We had lots of great conversation on each topic and generally agents who posed the questions got some terrific feedback. Some topics require a lot more discussion than others. The hope is that through talking about our concerns and our trials and tribulations, we will all become better agents.

18
Jan

Office Culture, An Important Key to Success

This morning I had a meeting with a new agent who will be joining our office next month. We had a couple of interviews and I even invited her to one of our sales meetings so she could get a real feel for the office and the agents.  We were talking about company branding and she mentioned that one of the things that really solidified her decision to join was that while our company name was synonymous with professionalism, knowledge and experience in the Toronto market, it was the fact that the agents actually believed in the company and that their enthusiasm showed.

Believe it or not, this didn’t happen by chance. The management group in our company strives to foster a sense of belonging, fun, mentoring, collaboration and even family.  It is a strategy that has served us well. We have a high retention rate, our agents are passionate about their careers and that passion shows. They help spread the word to those out there that are missing these key ingredients.

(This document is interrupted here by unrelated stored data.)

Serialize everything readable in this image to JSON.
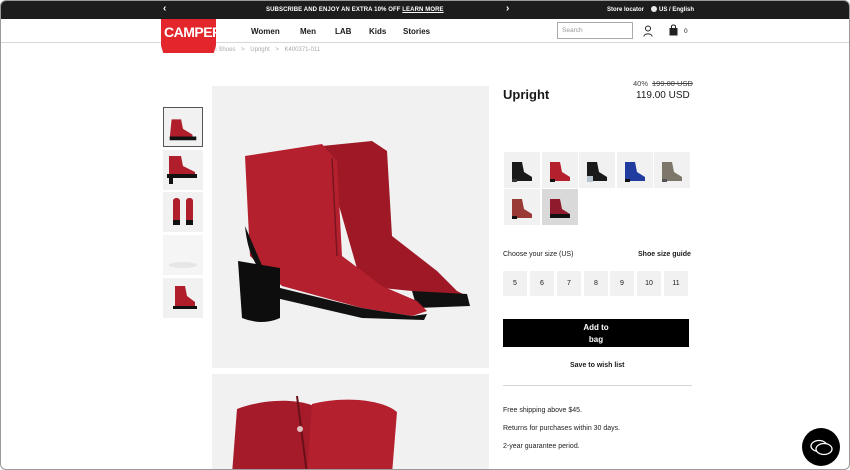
{
  "promo": {
    "message": "SUBSCRIBE AND ENJOY AN EXTRA 10% OFF",
    "link": "LEARN MORE",
    "store_locator": "Store locator",
    "language": "US / English",
    "prev_arrow": "‹",
    "next_arrow": "›"
  },
  "brand": {
    "logo_text": "CAMPER",
    "color": "#e3262b"
  },
  "nav": {
    "links": [
      "Women",
      "Men",
      "LAB",
      "Kids",
      "Stories"
    ],
    "search_placeholder": "Search",
    "bag_count": "0"
  },
  "breadcrumb": [
    "Women Shoes",
    "Upright",
    "K400371-011"
  ],
  "breadcrumb_separator": ">",
  "product": {
    "name": "Upright",
    "discount": "40%",
    "old_price": "199.00 USD",
    "price": "119.00 USD",
    "colors": [
      "black",
      "red",
      "black-silver",
      "blue",
      "taupe",
      "rust",
      "burgundy"
    ],
    "selected_color": "burgundy"
  },
  "sizes": {
    "label": "Choose your size (US)",
    "guide": "Shoe size guide",
    "options": [
      "5",
      "6",
      "7",
      "8",
      "9",
      "10",
      "11"
    ]
  },
  "actions": {
    "add_to_bag": "Add to bag",
    "wishlist": "Save to wish list"
  },
  "info": [
    "Free shipping above $45.",
    "Returns for purchases within 30 days.",
    "2-year guarantee period."
  ],
  "icons": {
    "user": "user-icon",
    "bag": "shopping-bag-icon",
    "globe": "globe-icon",
    "chat": "chat-icon"
  }
}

What I am talking about, of course, is our office culture. Simply speaking, it is our personality, our values, our ethics and our behaviour. For our company, it is best described in a few simple words, delivered by our president at the start of every new agent training session- Have fun and make money!

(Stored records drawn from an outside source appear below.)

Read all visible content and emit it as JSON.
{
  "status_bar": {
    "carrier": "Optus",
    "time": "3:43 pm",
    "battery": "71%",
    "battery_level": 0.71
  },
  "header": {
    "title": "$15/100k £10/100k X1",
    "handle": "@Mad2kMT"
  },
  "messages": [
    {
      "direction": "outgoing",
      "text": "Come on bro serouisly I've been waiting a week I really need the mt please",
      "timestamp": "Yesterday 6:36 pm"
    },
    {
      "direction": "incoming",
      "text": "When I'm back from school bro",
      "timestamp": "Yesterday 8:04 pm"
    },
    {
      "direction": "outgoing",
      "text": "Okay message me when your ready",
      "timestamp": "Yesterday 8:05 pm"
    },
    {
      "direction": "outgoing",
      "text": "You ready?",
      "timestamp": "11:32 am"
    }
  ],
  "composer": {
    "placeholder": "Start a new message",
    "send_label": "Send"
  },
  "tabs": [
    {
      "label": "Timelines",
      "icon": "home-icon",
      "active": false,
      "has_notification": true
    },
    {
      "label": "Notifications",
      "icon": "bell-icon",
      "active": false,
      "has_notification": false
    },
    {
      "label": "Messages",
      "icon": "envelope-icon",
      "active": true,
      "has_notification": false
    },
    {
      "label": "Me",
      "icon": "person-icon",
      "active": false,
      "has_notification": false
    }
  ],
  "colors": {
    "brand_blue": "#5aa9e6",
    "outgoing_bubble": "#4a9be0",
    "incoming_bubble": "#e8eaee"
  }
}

Many career experts rank corporate culture as one of the key ingredients of high productivity. Studies have proven that comfortable and unique surroundings keep employees at the office longer. It can foster competitiveness and increase the probability of employee interaction. And while environment is important, a good office culture also includes excellent training and skills development, and interaction with top management.

There are some agents out there, who don’t care about their physical surroundings or who they work with. Some are good producers who have home or mobile offices, while others just do a few deals a year. At the end of the day they are simply looking for a high commission plan and a place to hang their licence. The brand they work for is not important to them. They essentially work on their own and are left to their own devises. This has not been a model that ever attracted me. I need the camaraderie that exists in a busy office. I thrive off the interaction and exchange of ideas. If I have questions, I know I can get immediate answers because I have built rapport with my office mates.

The bottom line is that companies don’t grow and prosper solely based on commission splits, likewise for beautiful magazines or glossy brochures. They thrive because their agents talk about how much fun they are having and really, isn’t that the key?